What the hell happened in 2020?!

Mar 28, 2021

2020 was quite the year. It’s impossible to recap 2020 without mentioning the global pandemic. It changed the world almost overnight. Every single person was affected in some way.

I find it quite difficult to share my experience in 2020 because if I’m being honest, in many ways it was one of the best years of my life.

2020 - the good 🔗

My wife and I were fortunate enough to get married just days before the pandemic hit California and everything shut down.

My lifelong dream of running my own business became reality when my SaaS business, Jetboost, started gaining traction to the point where I was able to quit consulting and work on it full time.

This led to an investment from Earnest Capital, which has been tremendous for both the growth of the business and my growth as an entrepreneur and business owner.

My friend Corey and I started a weekly “bootstrapper journey” podcast, Default Alive. Each week we share the successes, failures, challenges, and progress made with our businesses.

Lastly, just a few days into 2021, my life changed again, as I became a father when my wife gave birth to our son.

So yeah, 2020 was a life changing year for me. And while all these good things happened, it was also the most challenging year of my life.

2020 - the bad 🔗

I’ve never worked more than I did in 2020. Jetboost completely took over my life. Between emails, chat support, product development, bug fixes, marketing, twitter, podcasts, and learning how to run a SaaS business, it took everything I had to make it work.

I’ve never spent less time with friends and family than I did in 2020.

I’ve never felt such crushing anxiety and panic as I have the few times the service has briefly gone down.

I’ve never felt such a burden as I have supporting a complex, technical product for hundreds of customers, by myself.

The business ran my life in 2020. Now, I’m working to change that, so that I run it.
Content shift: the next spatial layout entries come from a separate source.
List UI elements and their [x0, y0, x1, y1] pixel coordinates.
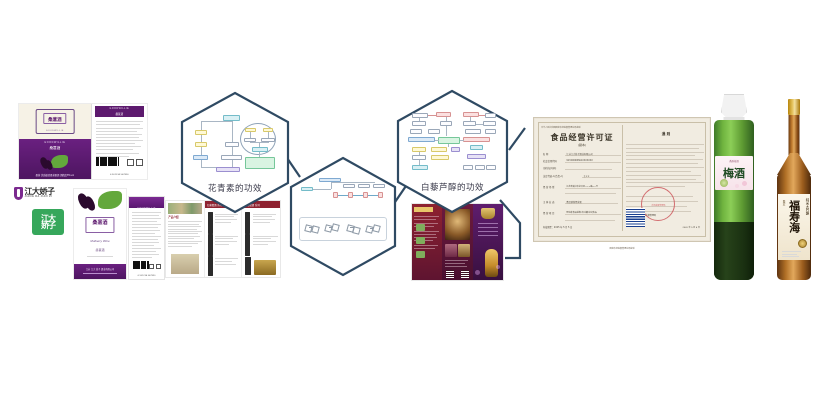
food-business-license[interactable]: 中华人民共和国国家市场监督管理总局监制 食品经营许可证 (副本) 名 称 江苏江… — [533, 117, 711, 242]
trifold-figure — [485, 249, 498, 277]
bottle-umeshu-label-cn: 梅酒 — [715, 165, 753, 181]
logo-lockup: 江大娇子 JIANG DA JIAO ZI — [14, 187, 55, 200]
structure-4 — [365, 222, 382, 235]
bottle-neck — [789, 115, 800, 155]
structure-2 — [324, 222, 341, 235]
certificate-field-label: 经 营 项 目 — [543, 211, 554, 215]
plum-blossom-icon — [742, 181, 747, 186]
molecular-flowchart — [301, 177, 385, 211]
bottle-umeshu-label[interactable]: 香醇梅酒 梅酒 — [715, 156, 753, 190]
catalog-gift-box — [245, 257, 278, 275]
barcode — [133, 261, 149, 269]
certificate-divider — [622, 125, 623, 231]
certificate-header-note: 中华人民共和国国家市场监督管理总局监制 — [541, 126, 580, 129]
trifold-sub-photo — [445, 244, 457, 258]
bottle-brand-cn: 桑葚酒 — [74, 219, 126, 226]
back-header-band: GOODWILLIE 桑葚酒 — [95, 106, 144, 117]
carton-label-purple-panel: GOODWILLIE 桑葚酒 桑葚 优质酿造桑葚果酒 酒精度8%vol — [19, 139, 91, 180]
certificate-issue-date: 2020 年 5 月 6 日 — [683, 226, 700, 229]
certificate-title: 食品经营许可证 — [542, 132, 622, 143]
product-showcase-canvas: 桑葚酒 GOODWILLIE GOODWILLIE 桑葚酒 桑葚 优质酿造桑葚果… — [0, 0, 828, 411]
bottle-fukujukai-label-small: 限定 — [781, 200, 785, 205]
mulberry-leaf-icon — [98, 191, 122, 209]
cert-marks — [149, 264, 161, 269]
certificate-subtitle: (副本) — [542, 143, 622, 147]
trifold-thumb — [416, 224, 425, 231]
certificate-field-label: 名 称 — [543, 152, 548, 156]
barcode-number: 6 901234 567890 — [129, 275, 164, 277]
barcode-number: 6 901234 567890 — [92, 174, 147, 176]
bottle-umeshu-label-small: 香醇梅酒 — [715, 159, 753, 163]
certificate-terms-block — [626, 143, 704, 191]
hex-resveratrol[interactable]: 白藜芦醇的功效 — [394, 88, 511, 215]
logo-green-line2: 娇子 — [41, 222, 55, 229]
structure-1 — [303, 222, 320, 235]
bottle-fukujukai-label-side: 純米大吟醸 — [805, 198, 808, 215]
bottle-liquid — [714, 222, 754, 280]
bottle-label-text-zone: Mulberry Wine 桑葚酒 — [74, 236, 126, 264]
certificate-valid-line: 有效期至：2025 年 5 月 5 日 — [543, 225, 572, 229]
hex-anthocyanin[interactable]: 花青素的功效 — [178, 90, 292, 215]
info-strip-header: GOODWILLIE 桑葚果酒 — [129, 197, 164, 208]
trifold-panel — [442, 204, 472, 280]
plum-blossom-icon — [735, 184, 739, 188]
bottle-cap — [788, 99, 800, 115]
carton-brand-cn-small: 桑葚酒 — [19, 146, 91, 151]
info-strip-card: GOODWILLIE 桑葚果酒 — [128, 196, 165, 280]
brand-crest: 桑葚酒 GOODWILLIE — [35, 109, 74, 135]
resveratrol-flowchart — [408, 112, 497, 174]
cert-marks — [127, 159, 143, 166]
certificate-footer-note: 国家市场监督管理总局监制 — [534, 247, 710, 250]
catalog-intro-title: 产品介绍 — [168, 215, 178, 219]
catalog-intro-photo — [171, 254, 200, 274]
anthocyanin-flowchart — [192, 114, 278, 176]
brand-logo-horizontal: 江大娇子 JIANG DA JIAO ZI — [14, 187, 82, 205]
bottle-fukujukai[interactable]: 純米大吟醸 福寿海 限定 — [770, 99, 818, 280]
logo-wordmark-pinyin: JIANG DA JIAO ZI — [25, 196, 55, 199]
info-brand-cn: 桑葚果酒 — [129, 270, 164, 274]
carton-label-card: 桑葚酒 GOODWILLIE GOODWILLIE 桑葚酒 桑葚 优质酿造桑葚果… — [18, 103, 148, 180]
bottle-brand-cn-small: 桑葚酒 — [74, 248, 126, 252]
bottle-umeshu[interactable]: 香醇梅酒 梅酒 — [710, 94, 758, 280]
trifold-sub-photo — [458, 244, 470, 258]
trifold-thumb — [416, 251, 425, 258]
carton-front-text: 桑葚 优质酿造桑葚果酒 酒精度8%vol — [22, 173, 88, 177]
gold-medal-icon — [798, 239, 807, 248]
structure-3 — [345, 222, 362, 235]
carton-label-back: GOODWILLIE 桑葚酒 — [91, 104, 147, 179]
carton-label-front: 桑葚酒 GOODWILLIE GOODWILLIE 桑葚酒 桑葚 优质酿造桑葚果… — [19, 104, 91, 179]
mulberry-berry-icon — [84, 195, 98, 212]
qr-code — [461, 270, 469, 278]
catalog-product-entry — [245, 233, 278, 253]
qr-code[interactable] — [626, 208, 645, 227]
hex-molecular[interactable] — [287, 155, 399, 278]
qr-code — [446, 270, 454, 278]
trifold-panel — [412, 204, 442, 280]
bottle-fukujukai-label-cn: 福寿海 — [788, 200, 799, 233]
bottle-fukujukai-label[interactable]: 純米大吟醸 福寿海 限定 — [778, 194, 810, 260]
official-seal-text: 市场监督管理局 — [641, 204, 675, 207]
barcode — [96, 157, 118, 167]
hex-resveratrol-caption: 白藜芦醇的功效 — [394, 181, 511, 193]
bottle-label-footer-text: 江苏 江大 娇子 酒业有限公司 — [76, 267, 124, 271]
carton-brand-en-small: GOODWILLIE — [19, 141, 91, 144]
certificate-field-label: (身份证号码) — [543, 166, 556, 170]
crest-brand-cn: 桑葚酒 — [36, 117, 73, 123]
catalog-intro-text — [168, 220, 201, 250]
chemical-structures-panel — [299, 217, 387, 241]
certificate-fields: 名 称 江苏江大娇子酒业有限公司 社会信用代码 91320000MA1XXXXX… — [543, 152, 621, 230]
bottle-shoulder — [777, 153, 811, 175]
back-brand-cn: 桑葚酒 — [95, 112, 144, 116]
certificate-field-label: 主 体 业 态 — [543, 200, 554, 204]
back-brand-en: GOODWILLIE — [95, 108, 144, 110]
bottle-body — [714, 120, 754, 280]
back-ingredient-block — [96, 119, 144, 158]
certificate-field-label: 法定代表人(负责人) — [543, 174, 563, 178]
bottle-label-footer: 江苏 江大 娇子 酒业有限公司 — [74, 264, 126, 279]
trifold-bokeh — [475, 270, 480, 275]
trifold-thumb — [416, 237, 425, 244]
trifold-bokeh — [496, 265, 500, 269]
crest-brand-en: GOODWILLIE — [36, 130, 73, 132]
certificate-right-heading: 通 则 — [622, 132, 710, 137]
bottle-brand-en: Mulberry Wine — [74, 239, 126, 243]
catalog-product-entry — [207, 233, 239, 253]
hex-anthocyanin-caption: 花青素的功效 — [178, 182, 292, 194]
logo-mark-icon — [14, 187, 23, 200]
trifold-panel — [473, 204, 503, 280]
bottle-label-artwork: 桑葚酒 — [74, 189, 126, 236]
plum-blossom-icon — [720, 179, 728, 187]
brand-logo-green-badge: 江大 娇子 — [32, 209, 64, 235]
info-strip-body — [132, 210, 161, 261]
certificate-field-label: 经 营 场 所 — [543, 185, 554, 189]
bottle-label-card: 桑葚酒 Mulberry Wine 桑葚酒 江苏 江大 娇子 酒业有限公司 — [73, 188, 127, 280]
certificate-field-label: 社会信用代码 — [543, 159, 557, 163]
catalog-product-entry — [207, 255, 239, 275]
mulberry-leaf-icon — [51, 155, 68, 168]
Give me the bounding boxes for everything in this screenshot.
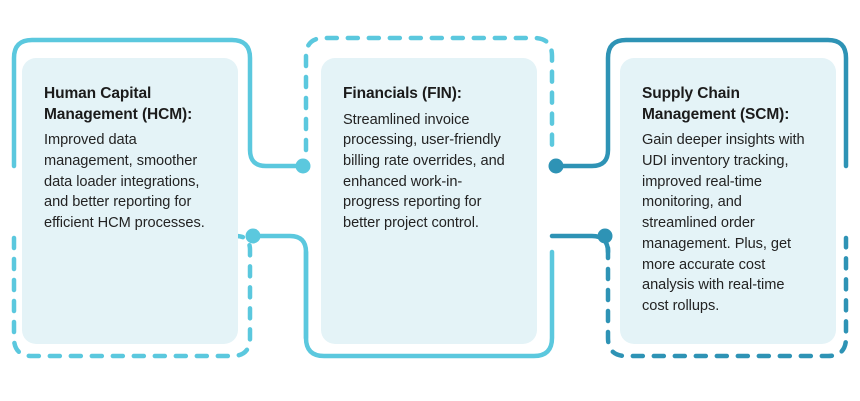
fin-to-hcm-lower-line: [255, 236, 306, 338]
fin-to-hcm-dot: [246, 229, 261, 244]
card-hcm-body: Improved data management, smoother data …: [44, 130, 216, 234]
card-scm-title: Supply Chain Management (SCM):: [642, 84, 814, 125]
card-scm-body: Gain deeper insights with UDI inventory …: [642, 130, 814, 316]
card-hcm-title: Human Capital Management (HCM):: [44, 84, 216, 125]
diagram-canvas: Human Capital Management (HCM): Improved…: [0, 0, 860, 401]
scm-to-fin-dot: [598, 229, 613, 244]
card-hcm[interactable]: Human Capital Management (HCM): Improved…: [22, 58, 238, 344]
fin-to-scm-dot: [549, 159, 564, 174]
hcm-to-fin-dot: [296, 159, 311, 174]
scm-to-fin-lower-line: [552, 236, 608, 252]
card-fin-title: Financials (FIN):: [343, 84, 515, 105]
card-scm[interactable]: Supply Chain Management (SCM): Gain deep…: [620, 58, 836, 344]
card-fin[interactable]: Financials (FIN): Streamlined invoice pr…: [321, 58, 537, 344]
card-fin-body: Streamlined invoice processing, user-fri…: [343, 110, 515, 234]
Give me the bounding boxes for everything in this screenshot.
Why I stopped writing in 2020 🔗

Once Jetboost started to take off, I stopped writing. Why? My writing was aimed at other entrepreneurs/indie hackers/makers, in an attempt to “build an audience” or gain a following. As soon as I had a business with actual customers, I realized none of that matters.

Most customers don’t care about your entrepreneurial journey. What they care about is how does your service or product helps them. That is what I focused on relentlessly in the early days, while trying to find product-market fit.

I also, quite frankly, didn’t have the time to continue my personal writing. For most of last year I was hanging on for dear life as the business grew. I do look back with a bit of regret, wishing I had shared more as Jetboost went from a tiny Javascript snippet to an actual product and brand that is known in the Webflow ecosystem.

Why I’m starting again in 2021 🔗

There are a few reasons why I’m focused on writing publicly again in 2021.

I want to share my perspective on evolving from a software developer into a business owner. I plan to write a lot more about this in the future, but suffice it to say, I have struggled to view myself as an entrepreneur and business owner. I often still see myself just as a software developer, and this has held the business back. I need to step up and become the owner of the business, otherwise the ship is sailing without a captain.

As part of that, I’m working to gain some of my time back. I’m learning how to delegate, outsource, and hire. My goal this year is to be able to take the entire month of December off. Right now, I can’t even take a single Friday off without falling behind. Focusing on my personal writing, something that is totally outside of the business, will be good motivation for me to free up that time.

Lastly, I want to believe that blogging still matters.

I’m tired of reading fortune cookie crap on Twitter. I’m tired of seeing Tweet threads doled out one Tweet at a time, like we’re mice, gobbling up one pellet after another as we mindlessly scroll through the never ending maze. I’m tired of consuming the all sugar diet of outrage, bad faith arguing, YOLO get-rich-quick boasting, and all of the other noise.

I recently read The Shallows by Nicholas Carr. It was written in 2011 about how the internet is affecting our ability to focus and think critically and creatively. Now, 10 years later, things have only gotten worse.

I hope that this blog can grow to be a tiny part of the antidote.